Scholarship of Teaching and Learning in Sociology Workshop Is a Catalyst
by Carla B. Howery, Director,
Academic and Professional Affairs Program
The scholarship of teaching and learning in sociology took a great leap forward with an ASA conference on the topic last July and continuing through products during the course of this year and next. The goal of this effort is to build a more robust tradition of sociological research on teaching and learning.
Forty-five sociologists, at different kinds of institutions and varying career stages, met from July 20-23, 2000, on the campus of James Madison University, Harrisonburg, VA. The workshop was co-sponsored by the Carnegie Academy for the Scholarship of Teaching and Learning, the ASA’s Academic and Professional Affairs Program, the ASA’s Section on Undergraduate Education, and James Madison University.
Participants in the workshop were competitively selected and prepared an “orienting memo” summarizing research in a subfield of teaching and learning. These memos were distributed in advance of the workshop. The participants were divided into six working groups, each of which addressed an important topic in research on teaching and learning in sociology. The topics are:
Over the three days, each of the six working groups thrashed out “knowledge available” and “knowledge needed” on its topic, drawing on literature from many disciplines including sociology, and from higher education more generally. Each group met again during the ASA Annual Meeting to polish a draft of one or more articles summarizing research.

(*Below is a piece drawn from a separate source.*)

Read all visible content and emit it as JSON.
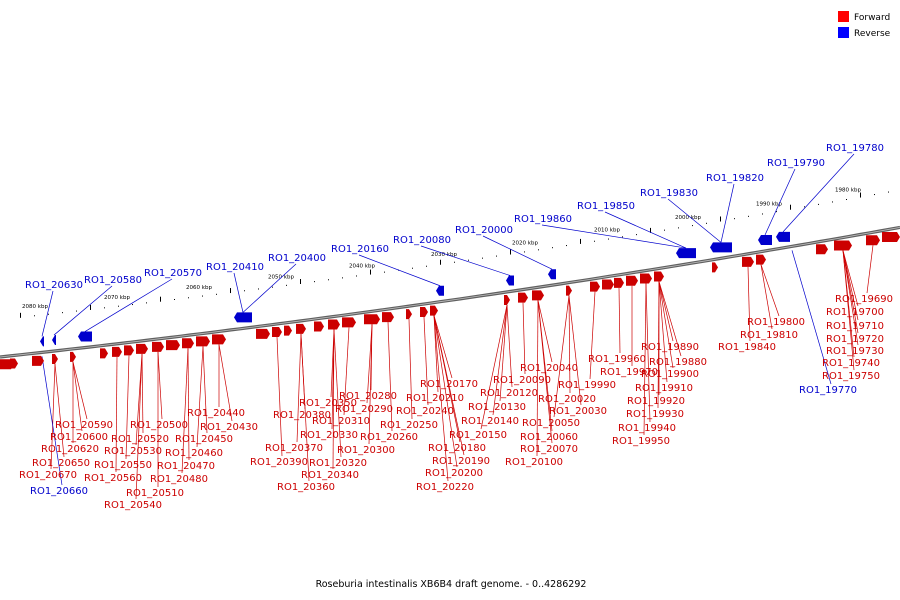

- Integrating Styles of Learning and Teaching
- Assessment of Faculty
- Curriculum and Student Assessment
- Partnerships between Community and Academy
- Technology and its Uses in Teaching and Learning
- Impacts of Institutional Contexts and Teaching and Learning
This workshop was a capstone to a set of events and initiatives on the scholarship of teaching and learning in sociology. Nine sociologists have been chosen as Carnegie Academy Scholars in Teaching and Learning. Each has been working on a project to advance our empirical understanding on topics from service learning to a more effective theory course to cumulative learning within the sociology major (See July-August 2000 Footnotes). A more explicit commitment to the scholarship of teaching is also evident in departments. University of Akron, for example, recently advertised a senior faculty position with a specialty in the scholarship of teaching and learning.
This workshop and the activities to follow are part of a substantial effort to chart the course of new and important sociological inquiry that can move beyond experiences of individual teachers and learners. The sociological lens with its emphasis on context, structure, culture, and group process—to name but a few—can produce scholarship of significance to sociology and to other fields of education and training. The papers from this conference are ripe for consideration by Teaching Sociology. Other modes of presentation at annual and regional meetings are planned. The Section on Undergraduate Education is committed as a body to the advancement of such scholarship for the benefit of sociology and beyond.